Em um dia de primavera há mais de 66 milhões de anos, um asteroide atingiu o mar próximo à costa do México moderno. Conhecido como impacto Chicxulub, ele desencadeou uma onda de choque global, terremotos e megatsunamis que exterminaram os dinossauros não avianos e mergulharam a Terra em um longo e sombrio inverno.
Um estudo publicado na segunda-feira na revista Nature Geoscience descobriu uma causa desse período de resfriamento: poeira. Os autores do estudo afirmam que poeira fina de silicato de tamanho micrométrico permaneceu na atmosfera por até 15 anos após o impacto e contribuiu para o resfriamento global. Além disso, afirmam que toda a atividade fotossintética na Terra pode ter cessado completamente dentro de duas semanas após o impacto de Chicxulub, em grande parte devido à poeira fina.

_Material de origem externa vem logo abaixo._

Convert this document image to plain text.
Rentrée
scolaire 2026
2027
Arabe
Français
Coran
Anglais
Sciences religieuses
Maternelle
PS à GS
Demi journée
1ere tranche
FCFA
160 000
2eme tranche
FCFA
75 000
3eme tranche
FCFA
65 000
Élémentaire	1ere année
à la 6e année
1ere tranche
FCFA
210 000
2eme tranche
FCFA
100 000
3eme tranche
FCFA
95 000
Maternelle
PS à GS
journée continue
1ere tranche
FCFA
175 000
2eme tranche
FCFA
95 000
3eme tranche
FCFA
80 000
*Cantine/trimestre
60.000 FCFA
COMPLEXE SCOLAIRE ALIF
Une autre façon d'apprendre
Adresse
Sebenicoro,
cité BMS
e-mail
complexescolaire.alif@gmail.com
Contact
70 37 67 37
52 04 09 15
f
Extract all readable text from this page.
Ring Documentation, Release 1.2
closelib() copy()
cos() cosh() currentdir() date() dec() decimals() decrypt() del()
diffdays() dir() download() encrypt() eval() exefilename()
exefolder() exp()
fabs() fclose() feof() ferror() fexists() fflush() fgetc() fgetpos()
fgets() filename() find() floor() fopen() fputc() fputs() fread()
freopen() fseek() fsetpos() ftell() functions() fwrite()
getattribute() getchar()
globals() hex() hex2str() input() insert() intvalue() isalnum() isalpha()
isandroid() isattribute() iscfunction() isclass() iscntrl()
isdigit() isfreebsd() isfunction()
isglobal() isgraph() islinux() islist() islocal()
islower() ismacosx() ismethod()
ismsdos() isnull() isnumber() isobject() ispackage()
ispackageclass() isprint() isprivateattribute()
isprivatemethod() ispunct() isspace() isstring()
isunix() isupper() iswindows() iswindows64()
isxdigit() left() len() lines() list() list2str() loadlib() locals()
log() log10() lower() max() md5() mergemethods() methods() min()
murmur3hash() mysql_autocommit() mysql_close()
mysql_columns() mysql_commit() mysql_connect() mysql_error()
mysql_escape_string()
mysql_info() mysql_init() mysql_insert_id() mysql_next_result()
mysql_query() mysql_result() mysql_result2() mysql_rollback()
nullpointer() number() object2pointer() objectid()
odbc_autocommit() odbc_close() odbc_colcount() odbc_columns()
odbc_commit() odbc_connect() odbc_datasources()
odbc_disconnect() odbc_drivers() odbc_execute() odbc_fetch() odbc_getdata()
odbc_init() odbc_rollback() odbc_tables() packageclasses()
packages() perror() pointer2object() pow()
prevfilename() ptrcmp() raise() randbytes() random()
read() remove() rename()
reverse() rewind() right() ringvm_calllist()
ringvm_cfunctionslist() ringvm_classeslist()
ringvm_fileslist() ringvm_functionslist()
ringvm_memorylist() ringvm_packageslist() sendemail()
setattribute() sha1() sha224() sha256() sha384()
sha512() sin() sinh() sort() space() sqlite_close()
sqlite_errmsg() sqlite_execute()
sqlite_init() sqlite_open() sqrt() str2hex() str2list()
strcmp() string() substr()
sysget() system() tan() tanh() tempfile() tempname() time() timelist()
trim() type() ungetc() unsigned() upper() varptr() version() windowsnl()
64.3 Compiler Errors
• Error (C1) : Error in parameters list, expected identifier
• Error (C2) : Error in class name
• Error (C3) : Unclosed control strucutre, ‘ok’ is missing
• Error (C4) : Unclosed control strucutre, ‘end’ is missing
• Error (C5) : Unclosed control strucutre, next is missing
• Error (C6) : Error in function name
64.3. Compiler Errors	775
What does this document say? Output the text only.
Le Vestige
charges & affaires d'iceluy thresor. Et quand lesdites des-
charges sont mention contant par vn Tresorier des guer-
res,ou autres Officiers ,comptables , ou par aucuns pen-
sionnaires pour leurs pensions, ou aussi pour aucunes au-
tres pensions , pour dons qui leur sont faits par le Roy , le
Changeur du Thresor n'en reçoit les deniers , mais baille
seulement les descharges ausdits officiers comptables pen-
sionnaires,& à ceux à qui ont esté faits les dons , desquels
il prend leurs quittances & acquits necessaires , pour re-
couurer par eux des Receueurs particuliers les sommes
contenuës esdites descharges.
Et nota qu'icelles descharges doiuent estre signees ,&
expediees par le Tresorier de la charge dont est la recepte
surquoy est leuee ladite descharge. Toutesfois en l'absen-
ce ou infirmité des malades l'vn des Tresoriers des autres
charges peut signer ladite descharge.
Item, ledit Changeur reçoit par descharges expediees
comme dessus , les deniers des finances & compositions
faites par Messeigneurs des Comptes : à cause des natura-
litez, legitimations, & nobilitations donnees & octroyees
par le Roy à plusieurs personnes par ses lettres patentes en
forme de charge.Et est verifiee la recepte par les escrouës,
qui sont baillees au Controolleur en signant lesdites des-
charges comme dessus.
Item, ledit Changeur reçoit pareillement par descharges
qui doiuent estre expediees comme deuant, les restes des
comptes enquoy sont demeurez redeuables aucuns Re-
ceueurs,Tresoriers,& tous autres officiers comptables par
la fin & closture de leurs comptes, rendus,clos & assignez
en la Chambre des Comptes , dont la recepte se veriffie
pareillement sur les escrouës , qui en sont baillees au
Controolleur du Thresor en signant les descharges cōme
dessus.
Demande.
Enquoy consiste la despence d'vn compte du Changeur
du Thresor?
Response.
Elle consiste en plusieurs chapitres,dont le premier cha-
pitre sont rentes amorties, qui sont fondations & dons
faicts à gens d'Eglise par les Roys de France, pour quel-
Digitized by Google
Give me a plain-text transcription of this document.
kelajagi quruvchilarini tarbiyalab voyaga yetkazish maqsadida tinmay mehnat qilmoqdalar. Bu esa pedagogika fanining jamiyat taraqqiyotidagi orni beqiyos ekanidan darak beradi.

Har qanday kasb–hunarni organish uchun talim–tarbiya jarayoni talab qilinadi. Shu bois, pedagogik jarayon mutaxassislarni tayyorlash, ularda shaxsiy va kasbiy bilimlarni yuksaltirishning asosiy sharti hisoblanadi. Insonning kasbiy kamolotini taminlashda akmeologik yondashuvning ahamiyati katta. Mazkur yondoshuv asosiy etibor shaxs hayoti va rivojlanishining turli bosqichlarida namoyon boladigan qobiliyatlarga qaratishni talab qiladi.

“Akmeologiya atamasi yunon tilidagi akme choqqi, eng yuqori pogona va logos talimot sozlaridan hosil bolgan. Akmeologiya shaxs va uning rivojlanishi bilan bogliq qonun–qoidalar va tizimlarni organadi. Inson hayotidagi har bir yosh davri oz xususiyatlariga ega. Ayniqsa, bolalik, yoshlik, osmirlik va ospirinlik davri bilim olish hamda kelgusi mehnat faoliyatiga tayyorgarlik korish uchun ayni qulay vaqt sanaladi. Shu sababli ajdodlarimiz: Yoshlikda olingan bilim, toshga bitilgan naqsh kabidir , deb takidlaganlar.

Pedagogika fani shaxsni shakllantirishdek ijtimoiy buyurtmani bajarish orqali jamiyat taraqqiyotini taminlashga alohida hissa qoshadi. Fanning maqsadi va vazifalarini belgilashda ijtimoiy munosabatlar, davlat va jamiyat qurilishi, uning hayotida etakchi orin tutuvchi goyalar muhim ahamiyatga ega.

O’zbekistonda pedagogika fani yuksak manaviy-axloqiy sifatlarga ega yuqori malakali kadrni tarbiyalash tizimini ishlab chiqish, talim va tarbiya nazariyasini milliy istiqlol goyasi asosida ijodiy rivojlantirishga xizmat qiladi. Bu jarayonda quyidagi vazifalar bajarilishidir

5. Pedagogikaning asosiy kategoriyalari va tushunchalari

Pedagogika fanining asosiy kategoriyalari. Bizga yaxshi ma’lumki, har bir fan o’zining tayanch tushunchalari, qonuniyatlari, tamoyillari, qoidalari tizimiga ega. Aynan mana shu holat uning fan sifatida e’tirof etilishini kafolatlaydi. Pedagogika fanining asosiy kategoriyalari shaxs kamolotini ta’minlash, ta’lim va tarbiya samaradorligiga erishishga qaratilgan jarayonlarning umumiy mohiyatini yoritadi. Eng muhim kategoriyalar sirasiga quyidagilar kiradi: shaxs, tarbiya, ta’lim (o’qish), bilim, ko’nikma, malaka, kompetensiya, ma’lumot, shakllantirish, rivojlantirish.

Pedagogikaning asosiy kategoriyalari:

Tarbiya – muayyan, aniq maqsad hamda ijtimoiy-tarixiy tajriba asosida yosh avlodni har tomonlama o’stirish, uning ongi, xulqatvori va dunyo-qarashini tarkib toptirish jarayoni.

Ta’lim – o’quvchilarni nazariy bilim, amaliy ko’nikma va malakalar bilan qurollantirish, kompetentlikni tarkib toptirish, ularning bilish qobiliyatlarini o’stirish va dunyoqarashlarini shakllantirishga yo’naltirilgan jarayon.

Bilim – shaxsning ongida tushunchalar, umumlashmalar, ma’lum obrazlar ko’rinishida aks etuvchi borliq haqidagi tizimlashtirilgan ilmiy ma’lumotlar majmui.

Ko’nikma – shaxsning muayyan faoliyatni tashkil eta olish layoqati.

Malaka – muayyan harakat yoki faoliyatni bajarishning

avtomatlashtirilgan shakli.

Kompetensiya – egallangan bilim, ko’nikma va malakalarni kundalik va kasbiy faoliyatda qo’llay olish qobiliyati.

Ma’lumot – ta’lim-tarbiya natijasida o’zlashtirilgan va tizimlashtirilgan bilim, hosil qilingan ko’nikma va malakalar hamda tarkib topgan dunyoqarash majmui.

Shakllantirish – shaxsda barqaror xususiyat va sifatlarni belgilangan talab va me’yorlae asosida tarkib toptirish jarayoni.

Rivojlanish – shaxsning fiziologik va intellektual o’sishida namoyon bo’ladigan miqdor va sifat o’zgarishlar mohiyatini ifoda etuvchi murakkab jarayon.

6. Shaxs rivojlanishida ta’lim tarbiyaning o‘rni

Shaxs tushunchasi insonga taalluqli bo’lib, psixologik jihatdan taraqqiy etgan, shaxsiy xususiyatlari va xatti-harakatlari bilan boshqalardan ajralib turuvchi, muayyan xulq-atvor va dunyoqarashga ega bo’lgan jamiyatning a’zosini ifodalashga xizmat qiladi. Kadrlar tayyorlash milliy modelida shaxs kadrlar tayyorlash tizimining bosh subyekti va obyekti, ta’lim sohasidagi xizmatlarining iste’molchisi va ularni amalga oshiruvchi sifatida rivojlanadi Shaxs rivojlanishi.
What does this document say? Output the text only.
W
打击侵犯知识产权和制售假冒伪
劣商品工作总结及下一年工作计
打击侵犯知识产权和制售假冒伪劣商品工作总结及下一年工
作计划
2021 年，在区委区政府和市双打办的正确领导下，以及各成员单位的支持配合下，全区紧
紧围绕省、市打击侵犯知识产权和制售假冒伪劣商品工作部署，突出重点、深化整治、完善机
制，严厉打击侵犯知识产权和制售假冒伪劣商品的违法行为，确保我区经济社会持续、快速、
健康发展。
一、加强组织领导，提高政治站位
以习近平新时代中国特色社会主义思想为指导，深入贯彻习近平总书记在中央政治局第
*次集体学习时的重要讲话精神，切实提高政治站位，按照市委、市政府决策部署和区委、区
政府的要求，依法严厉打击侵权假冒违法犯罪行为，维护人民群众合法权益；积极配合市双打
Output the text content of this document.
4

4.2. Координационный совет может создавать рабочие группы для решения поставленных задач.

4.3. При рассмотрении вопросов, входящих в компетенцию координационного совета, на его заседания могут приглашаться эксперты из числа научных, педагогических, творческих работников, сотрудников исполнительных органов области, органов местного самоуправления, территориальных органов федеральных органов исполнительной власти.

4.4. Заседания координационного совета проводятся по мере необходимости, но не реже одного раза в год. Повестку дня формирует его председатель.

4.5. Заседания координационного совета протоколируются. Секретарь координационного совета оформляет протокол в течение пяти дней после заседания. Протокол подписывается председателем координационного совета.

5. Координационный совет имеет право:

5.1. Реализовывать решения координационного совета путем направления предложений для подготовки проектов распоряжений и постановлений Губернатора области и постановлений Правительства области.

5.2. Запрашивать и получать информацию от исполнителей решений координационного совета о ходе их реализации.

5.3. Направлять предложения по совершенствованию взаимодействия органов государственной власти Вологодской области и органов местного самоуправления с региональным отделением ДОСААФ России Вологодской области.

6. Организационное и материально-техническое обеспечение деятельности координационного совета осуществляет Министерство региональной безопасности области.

Stephen Brusatte, paleontólogo da Universidade de Edimburgo, que não estava envolvido na pesquisa, disse que estudos como este ajudam a entender o período de tempo após o impacto do asteroide.
“Eles nos ajudam a entender a situação de T. rex, Triceratops e outros dinossauros que acordaram de manhã no topo da cadeia alimentar, mas no final do dia estavam enfrentando um mundo em caos”, disse ele.